Em uma plantação na Virgínia, antes da Guerra Civil, Henry Townsend vive a contradição de ser um ex-escravizado que agora possui escravos. Filho de libertos, educado por um homem branco benevolente que o prepara para sucedê-lo como senhor, Henry vê sua ascensão como um triunfo pessoal — e também como um direito. Mas seu senso de ordem logo é posto à prova pela violência estrutural que o cerca, pelas perdas íntimas que o arrastam e pelo abalo moral que atravessa sua comunidade. Ao redor de sua história orbitam outras, que se entrelaçam e se chocam como peças vivas de uma estrutura opaca: homens que medem sua dignidade pelo domínio que exercem, mulheres que lutam para preservar fragmentos de autonomia, famílias esgarçadas por disputas de poder, promessas e fuga.

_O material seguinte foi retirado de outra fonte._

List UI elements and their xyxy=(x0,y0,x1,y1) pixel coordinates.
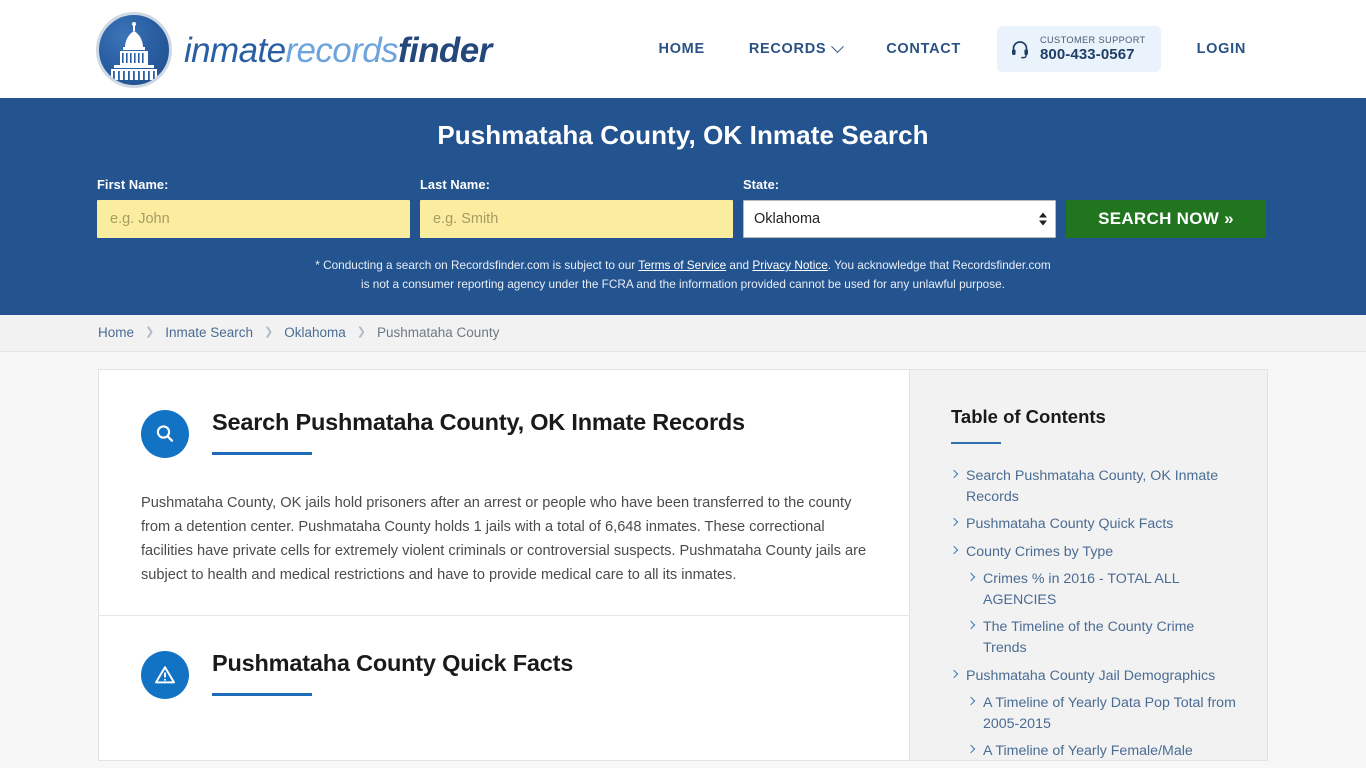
sidebar-table-of-contents: Table of Contents Search Pushmataha Coun… xyxy=(909,369,1267,760)
breadcrumb: Home ❯ Inmate Search ❯ Oklahoma ❯ Pushma… xyxy=(0,314,1366,352)
logo-part-finder: finder xyxy=(397,30,492,70)
breadcrumb-item-current: Pushmataha County xyxy=(377,325,500,341)
chevron-right-icon xyxy=(949,545,959,554)
chevron-right-icon xyxy=(966,745,976,754)
toc-item[interactable]: Pushmataha County Quick Facts xyxy=(949,514,1237,535)
toc-link[interactable]: Search Pushmataha County, OK Inmate Reco… xyxy=(966,466,1237,507)
section-title: Search Pushmataha County, OK Inmate Reco… xyxy=(212,408,745,435)
toc-link[interactable]: A Timeline of Yearly Data Pop Total from… xyxy=(983,693,1237,734)
headset-icon xyxy=(1010,39,1030,59)
last-name-input[interactable] xyxy=(420,200,733,238)
search-circle-icon xyxy=(141,409,189,458)
toc-item[interactable]: Search Pushmataha County, OK Inmate Reco… xyxy=(949,466,1237,507)
toc-link[interactable]: Crimes % in 2016 - TOTAL ALL AGENCIES xyxy=(983,569,1237,610)
nav-home-label: HOME xyxy=(658,41,705,57)
logo-part-records: records xyxy=(285,30,398,70)
warning-circle-icon xyxy=(141,650,189,699)
section-underline xyxy=(212,451,312,455)
nav-login[interactable]: LOGIN xyxy=(1175,41,1268,57)
breadcrumb-separator: ❯ xyxy=(264,326,274,339)
main-content-column: Search Pushmataha County, OK Inmate Reco… xyxy=(99,369,909,760)
state-field-group: State: Oklahoma xyxy=(743,177,1056,238)
search-now-button[interactable]: SEARCH NOW » xyxy=(1066,200,1266,238)
customer-support-box[interactable]: CUSTOMER SUPPORT 800-433-0567 xyxy=(996,26,1161,72)
toc-item[interactable]: County Crimes by Type xyxy=(949,542,1237,563)
logo-part-inmate: inmate xyxy=(184,30,286,70)
disclaimer-text-b: and xyxy=(726,258,753,272)
breadcrumb-item-oklahoma[interactable]: Oklahoma xyxy=(284,325,346,340)
logo-wordmark: inmaterecordsfinder xyxy=(184,33,492,68)
chevron-right-icon xyxy=(949,517,959,527)
disclaimer-text-line2: is not a consumer reporting agency under… xyxy=(361,277,1005,292)
nav-home[interactable]: HOME xyxy=(637,41,727,57)
breadcrumb-item-home[interactable]: Home xyxy=(98,325,134,340)
last-name-label: Last Name: xyxy=(420,177,490,192)
toc-item[interactable]: Pushmataha County Jail Demographics xyxy=(949,666,1237,687)
toc-item[interactable]: Crimes % in 2016 - TOTAL ALL AGENCIES xyxy=(951,569,1237,610)
search-disclaimer: * Conducting a search on Recordsfinder.c… xyxy=(203,256,1163,295)
breadcrumb-separator: ❯ xyxy=(145,326,155,339)
chevron-down-icon xyxy=(831,39,845,53)
toc-link[interactable]: County Crimes by Type xyxy=(966,542,1113,563)
nav-records[interactable]: RECORDS xyxy=(727,39,864,57)
toc-item[interactable]: A Timeline of Yearly Female/Male xyxy=(951,741,1237,759)
toc-underline xyxy=(951,441,1001,444)
section-body-text: Pushmataha County, OK jails hold prisone… xyxy=(141,494,867,583)
state-label: State: xyxy=(743,177,780,192)
site-logo[interactable]: inmaterecordsfinder xyxy=(96,12,492,88)
nav-contact[interactable]: CONTACT xyxy=(864,41,983,57)
section-title: Pushmataha County Quick Facts xyxy=(212,649,574,676)
chevron-right-icon xyxy=(966,573,976,582)
chevron-right-icon xyxy=(949,669,959,678)
last-name-field-group: Last Name: xyxy=(420,177,733,238)
chevron-right-icon xyxy=(966,621,976,630)
section-quick-facts: Pushmataha County Quick Facts xyxy=(99,614,909,699)
section-underline xyxy=(212,692,312,696)
toc-link[interactable]: Pushmataha County Jail Demographics xyxy=(966,666,1215,687)
page-title: Pushmataha County, OK Inmate Search xyxy=(437,120,929,150)
section-search-records: Search Pushmataha County, OK Inmate Reco… xyxy=(99,370,909,588)
inmate-search-form: First Name: Last Name: State: Oklahoma S… xyxy=(97,177,1269,238)
toc-link[interactable]: A Timeline of Yearly Female/Male xyxy=(983,741,1193,759)
chevron-right-icon xyxy=(949,469,959,479)
nav-contact-label: CONTACT xyxy=(886,41,961,57)
toc-link[interactable]: Pushmataha County Quick Facts xyxy=(966,514,1173,535)
toc-title: Table of Contents xyxy=(951,405,1106,427)
first-name-input[interactable] xyxy=(97,200,410,238)
disclaimer-text-a: * Conducting a search on Recordsfinder.c… xyxy=(315,258,639,272)
toc-item[interactable]: A Timeline of Yearly Data Pop Total from… xyxy=(951,693,1237,734)
toc-item[interactable]: The Timeline of the County Crime Trends xyxy=(951,617,1237,658)
capitol-dome-icon xyxy=(96,12,172,88)
privacy-notice-link[interactable]: Privacy Notice xyxy=(752,258,827,272)
main-navigation: HOME RECORDS CONTACT CUSTOMER SUPPORT 80… xyxy=(637,0,1268,98)
site-header: inmaterecordsfinder HOME RECORDS CONTACT xyxy=(0,0,1366,98)
content-card: Search Pushmataha County, OK Inmate Reco… xyxy=(98,368,1268,761)
breadcrumb-separator: ❯ xyxy=(356,326,366,339)
toc-link[interactable]: The Timeline of the County Crime Trends xyxy=(983,617,1237,658)
breadcrumb-item-inmate-search[interactable]: Inmate Search xyxy=(165,325,253,340)
chevron-right-icon xyxy=(966,697,976,706)
nav-records-label: RECORDS xyxy=(748,41,827,57)
support-phone[interactable]: 800-433-0567 xyxy=(1040,46,1146,63)
first-name-field-group: First Name: xyxy=(97,177,410,238)
hero-search-band: Pushmataha County, OK Inmate Search Firs… xyxy=(0,98,1366,315)
toc-list: Search Pushmataha County, OK Inmate Reco… xyxy=(949,466,1237,760)
first-name-label: First Name: xyxy=(97,177,169,192)
state-select[interactable]: Oklahoma xyxy=(743,200,1056,238)
terms-of-service-link[interactable]: Terms of Service xyxy=(638,258,726,272)
nav-login-label: LOGIN xyxy=(1196,41,1246,57)
disclaimer-text-c: . You acknowledge that Recordsfinder.com xyxy=(827,258,1051,272)
support-label: CUSTOMER SUPPORT xyxy=(1039,35,1146,46)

Narrado em terceira pessoa, com saltos temporais que iluminam presente e futuro dos personagens, o romance abandona o heroísmo fácil em favor de uma observação precisa, quase documental, das escolhas que moldam uma sociedade dividida. A brutalidade da escravidão aparece não apenas nos castigos físicos ou na linguagem do domínio, mas no modo como ela reconfigura afetos, desejos e o próprio tempo das pessoas. Em sua complexidade silenciosa, a história de Henry revela o que permanece incontável: o que cada um perdeu ao aceitar perder o outro.